My mother, by contrast, is a DISCARDER, and she lives an orderly life in an orderly house with no basement and only enough room in her garage for two cars. It’s as if each of my parents purchased a home that only exasperated their ailments: my father can surrender to his saving illness because he’s got the room, and my mother can heed her discarding tendencies because she hasn’t got the room to do otherwise.
Despite the idiom, “opposites attract,” SAVERS and DISCARDERS mix together about as well as water and sodium, and my childhood was therefore marked by two time periods: the Accumulation Period, when my father’s predilections won out more often than not; and the Dumping Period, when my mother was finally free to listen to her “inner discarder,” starting with anything that contained a hint of my father’s existence. An art project I brought home during the Accumulation Period likely rests to this very day in a box stored in my father’s basement. An art project I brought home during the Dumping Period was likely disposed with that day’s dinner scraps.

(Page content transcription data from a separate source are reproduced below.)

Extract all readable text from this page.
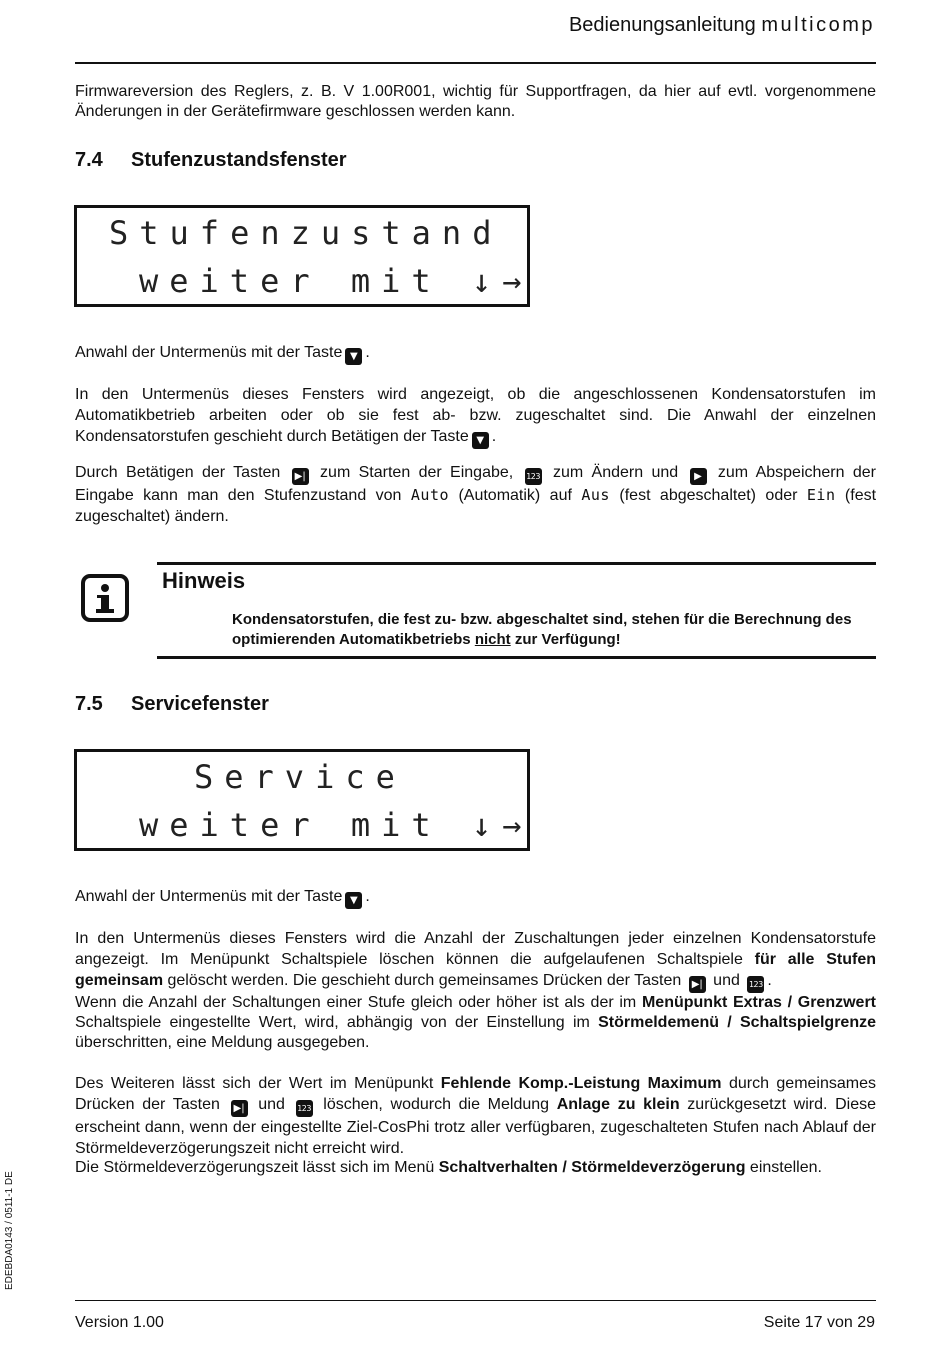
Bedienungsanleitung multicomp
Firmwareversion des Reglers, z. B. V 1.00R001, wichtig für Supportfragen, da hier auf evtl. vorgenommene Änderungen in der Gerätefirmware geschlossen werden kann.
7.4 Stufenzustandsfenster
Stufenzustand
weiter mit ↓→
Anwahl der Untermenüs mit der Taste ▼ .
In den Untermenüs dieses Fensters wird angezeigt, ob die angeschlossenen Kondensatorstufen im Automatikbetrieb arbeiten oder ob sie fest ab- bzw. zugeschaltet sind. Die Anwahl der einzelnen Kondensatorstufen geschieht durch Betätigen der Taste ▼ .
Durch Betätigen der Tasten ▶| zum Starten der Eingabe, 123 zum Ändern und ▶ zum Abspeichern der Eingabe kann man den Stufenzustand von Auto (Automatik) auf Aus (fest abgeschaltet) oder Ein (fest zugeschaltet) ändern.
Hinweis
Kondensatorstufen, die fest zu- bzw. abgeschaltet sind, stehen für die Berechnung des optimierenden Automatikbetriebs nicht zur Verfügung!
7.5 Servicefenster
Service
weiter mit ↓→
Anwahl der Untermenüs mit der Taste ▼ .
In den Untermenüs dieses Fensters wird die Anzahl der Zuschaltungen jeder einzelnen Kondensatorstufe angezeigt. Im Menüpunkt Schaltspiele löschen können die aufgelaufenen Schaltspiele für alle Stufen gemeinsam gelöscht werden. Die geschieht durch gemeinsames Drücken der Tasten ▶| und 123 .
Wenn die Anzahl der Schaltungen einer Stufe gleich oder höher ist als der im Menüpunkt Extras / Grenzwert Schaltspiele eingestellte Wert, wird, abhängig von der Einstellung im Störmeldemenü / Schaltspielgrenze überschritten, eine Meldung ausgegeben.
Des Weiteren lässt sich der Wert im Menüpunkt Fehlende Komp.-Leistung Maximum durch gemeinsames Drücken der Tasten ▶| und 123 löschen, wodurch die Meldung Anlage zu klein zurückgesetzt wird. Diese erscheint dann, wenn der eingestellte Ziel-CosPhi trotz aller verfügbaren, zugeschalteten Stufen nach Ablauf der Störmeldeverzögerungszeit nicht erreicht wird.
Die Störmeldeverzögerungszeit lässt sich im Menü Schaltverhalten / Störmeldeverzögerung einstellen.
EDEBDA0143 / 0511-1 DE
Version 1.00	Seite 17 von 29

So where does all this leave me? I appear to have inherited both the saving and discarding traits to alarming effect: when I save, I’m tortured by a desire to organize and clear away the clutter to give me some semblance of order. When I discard, I’m tortured by loss, sure that a piece of me has been left to rot in a landfill.
There are moments when I imagine the sense of liberation that might come if my house were to suddenly burn down while the family is away. Gone would be any ties to material things that matter nothing in the end: the piano books I learned from as a child, the drinking glasses I stole from an English Pub in 1989, the letters from old girlfriends, the papers I authored during my sophomore year in high school, the first pieces of furniture my wife and I purchased together, the photos, the LPs, the books. And then I imagine Peter J. Menzel coming over the following day to photograph my family standing arm in arm, smiling proudly in front of the smoldering ashes, where a clutterless hole awaits to be filled by next year’s purchases, tension in waiting.